Individuals diagnosed with monkey pox require immediate medical attention. In addition to the medical therapy, which consists of the administration of various drugs and regular check-ups by the doctor, the patient must take care of himself. The doctor will order strict bed rest and also recommend a change in diet. Especially in the acute phase of the illness, the diet should consist of gentle foods such as rusks or chicken broth. The patient must also drink a lot and avoid stimulants such as coffee or alcohol.

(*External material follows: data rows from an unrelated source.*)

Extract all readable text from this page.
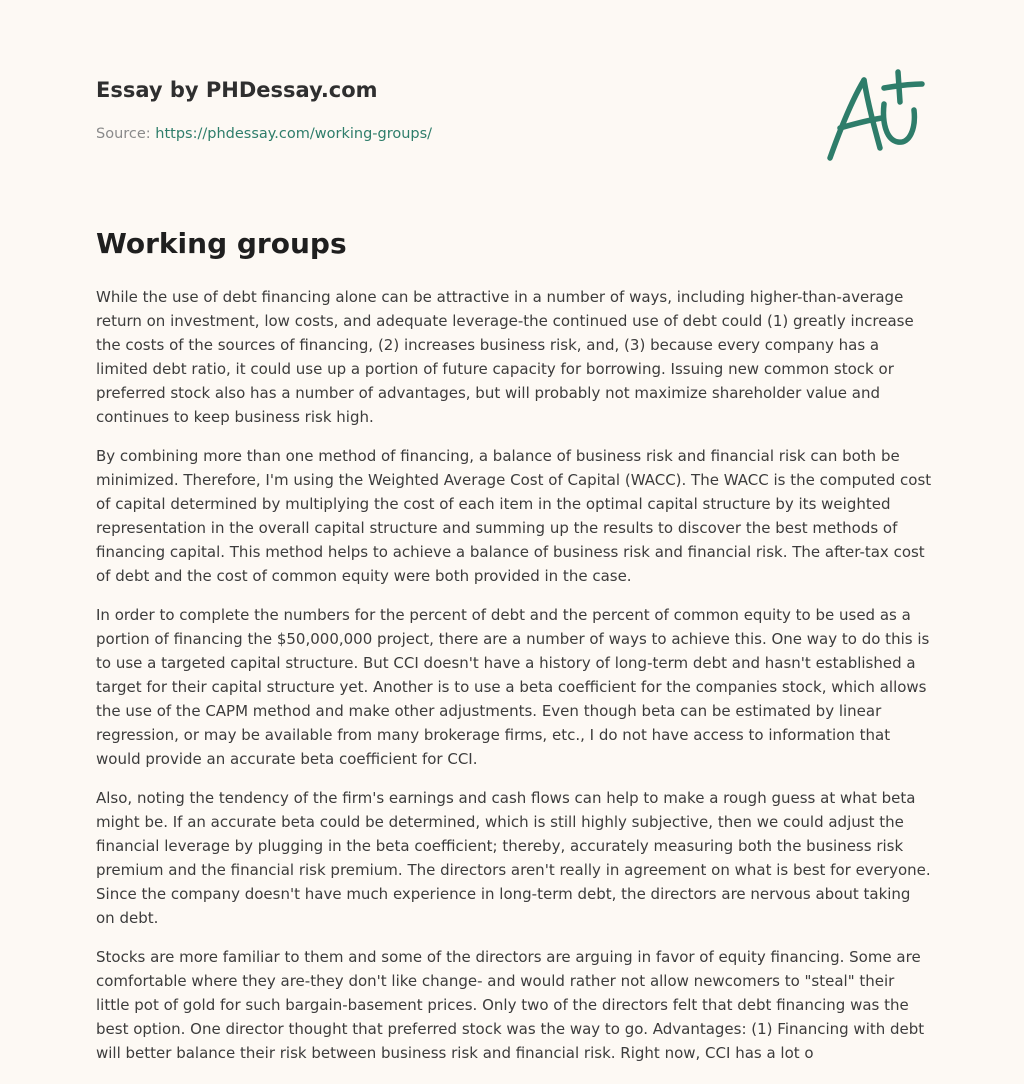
Essay by PHDessay.com
Source: https://phdessay.com/working-groups/
Working groups

While the use of debt financing alone can be attractive in a number of ways, including higher-than-average return on investment, low costs, and adequate leverage-the continued use of debt could (1) greatly increase the costs of the sources of financing, (2) increases business risk, and, (3) because every company has a limited debt ratio, it could use up a portion of future capacity for borrowing. Issuing new common stock or preferred stock also has a number of advantages, but will probably not maximize shareholder value and continues to keep business risk high.

By combining more than one method of financing, a balance of business risk and financial risk can both be minimized. Therefore, I'm using the Weighted Average Cost of Capital (WACC). The WACC is the computed cost of capital determined by multiplying the cost of each item in the optimal capital structure by its weighted representation in the overall capital structure and summing up the results to discover the best methods of financing capital. This method helps to achieve a balance of business risk and financial risk. The after-tax cost of debt and the cost of common equity were both provided in the case.

In order to complete the numbers for the percent of debt and the percent of common equity to be used as a portion of financing the $50,000,000 project, there are a number of ways to achieve this. One way to do this is to use a targeted capital structure. But CCI doesn't have a history of long-term debt and hasn't established a target for their capital structure yet. Another is to use a beta coefficient for the companies stock, which allows the use of the CAPM method and make other adjustments. Even though beta can be estimated by linear regression, or may be available from many brokerage firms, etc., I do not have access to information that would provide an accurate beta coefficient for CCI.

Also, noting the tendency of the firm's earnings and cash flows can help to make a rough guess at what beta might be. If an accurate beta could be determined, which is still highly subjective, then we could adjust the financial leverage by plugging in the beta coefficient; thereby, accurately measuring both the business risk premium and the financial risk premium. The directors aren't really in agreement on what is best for everyone. Since the company doesn't have much experience in long-term debt, the directors are nervous about taking on debt.

Stocks are more familiar to them and some of the directors are arguing in favor of equity financing. Some are comfortable where they are-they don't like change- and would rather not allow newcomers to "steal" their little pot of gold for such bargain-basement prices. Only two of the directors felt that debt financing was the best option. One director thought that preferred stock was the way to go. Advantages: (1) Financing with debt will better balance their risk between business risk and financial risk. Right now, CCI has a lot o
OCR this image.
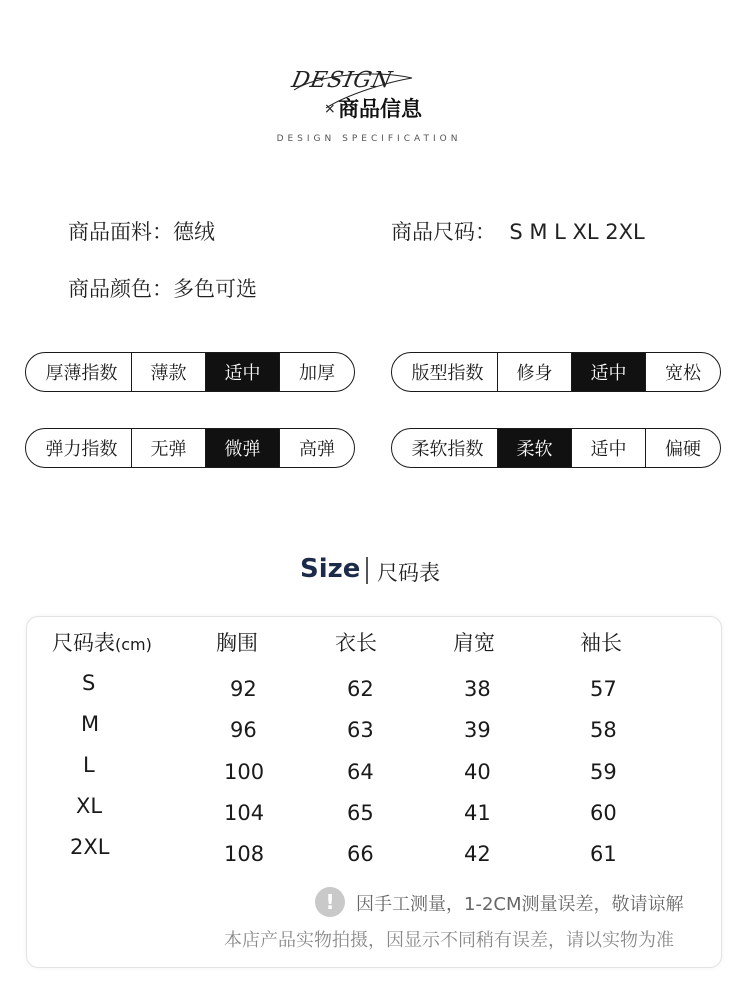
DESIGN
× 商品信息
DESIGN SPECIFICATION
商品面料：德绒	商品尺码：  S M L XL 2XL
商品颜色：多色可选
厚薄指数	薄款	适中	加厚	版型指数	修身	适中	宽松
弹力指数	无弹	微弹	高弹	柔软指数	柔软	适中	偏硬
Size 尺码表
尺码表(cm)	胸围	衣长	肩宽	袖长
S	92	62	38	57
M	96	63	39	58
L	100	64	40	59
XL	104	65	41	60
2XL	108	66	42	61
!	因手工测量，1-2CM测量误差，敬请谅解
本店产品实物拍摄，因显示不同稍有误差，请以实物为准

If a superinfection has already occurred, hospital treatment is required. Depending on how the disease progresses, the patient needs several days to weeks of bed rest after the hospital stay. It must also be ensured that the disease has been completely cured. This is achieved on the one hand through medical examinations and on the other hand through good observation. Patients who notice unusual symptoms or complaints should speak to the responsible health professional immediately. In the event of serious complications, it is best to call an emergency doctor.the person concerned must be taken to hospital immediately.
Other self-help measures focus on identifying the trigger for the monkey pox and taking preventative measures.